Even in that paper, only 3% of their PCR-positive sample set was Ct>35. If that's currently representative, it's not much of a distorting factor, and for those population statistics you refer to, it's probably not close to the biggest problem in estimating those. There's no systematic collection of symptomatic data, and the PCR testing is not being conducted in a manner which provides good population survey numbers.

It was interesting to see that even in samples that were PCR-positive at much lower Ct, they failed both to isolate virus and even to culture virus from those isolated, for significant percentages of samples. That probably says a whole lot more about their isolation and culturing protocols than about the specificity of the PCR method.

Virus infected cells are lysed (exploded) from which the RNA is extracted (then converted into DNA) for the RT-PCR assay.

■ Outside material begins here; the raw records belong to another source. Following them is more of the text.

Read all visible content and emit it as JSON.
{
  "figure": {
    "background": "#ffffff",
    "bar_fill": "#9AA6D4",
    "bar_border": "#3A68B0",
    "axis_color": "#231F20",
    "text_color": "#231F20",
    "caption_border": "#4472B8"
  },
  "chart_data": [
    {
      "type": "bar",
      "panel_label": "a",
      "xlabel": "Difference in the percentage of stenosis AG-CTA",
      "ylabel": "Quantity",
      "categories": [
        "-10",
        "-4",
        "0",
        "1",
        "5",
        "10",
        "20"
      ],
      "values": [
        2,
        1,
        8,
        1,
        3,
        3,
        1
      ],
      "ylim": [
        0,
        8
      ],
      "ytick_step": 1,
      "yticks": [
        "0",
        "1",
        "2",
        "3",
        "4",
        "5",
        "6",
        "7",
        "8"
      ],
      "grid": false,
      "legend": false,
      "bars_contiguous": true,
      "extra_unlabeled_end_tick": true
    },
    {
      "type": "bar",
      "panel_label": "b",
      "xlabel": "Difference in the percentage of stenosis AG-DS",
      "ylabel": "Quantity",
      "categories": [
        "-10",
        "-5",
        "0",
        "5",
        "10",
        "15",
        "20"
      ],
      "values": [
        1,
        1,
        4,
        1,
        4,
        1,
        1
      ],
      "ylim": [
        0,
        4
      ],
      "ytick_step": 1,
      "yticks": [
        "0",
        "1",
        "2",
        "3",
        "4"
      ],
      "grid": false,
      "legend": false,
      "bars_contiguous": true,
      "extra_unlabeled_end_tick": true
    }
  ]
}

In Dx lab machines with blood they use magnetic beads which "stick" to the proteins on the outside of the infected cells and then use magnets to isolate them, then lyse them. Then they add "mastermix" reagents, before putting them through the PCR thermocycling to exponentially multiply and create the amplification curve (viral load/concentration/# of cycles). As an example from 0-10 cycles not much is happening (the baseline), then exponential amplification starts to occur say from 15-25 cycles. Depending on the type/concentration of reagent used the curve will start to plateau.

I learned a few things from one of our scientists today...The key is what they call the CT or crossing threshold and where that line is marked. This is the line used to determine a positive infection. CT should be low enough to maximize limit of detection but not too high as to call negative curves positive. A big variable.

Depending on reagent concentration used, thermocycling ramp rates and assay design, the curve can be greatly influenced by number of cycles, crossing the CT.

He also mentioned contaminated test kits/primers/reagents, contaminated labs could also lead to false positives.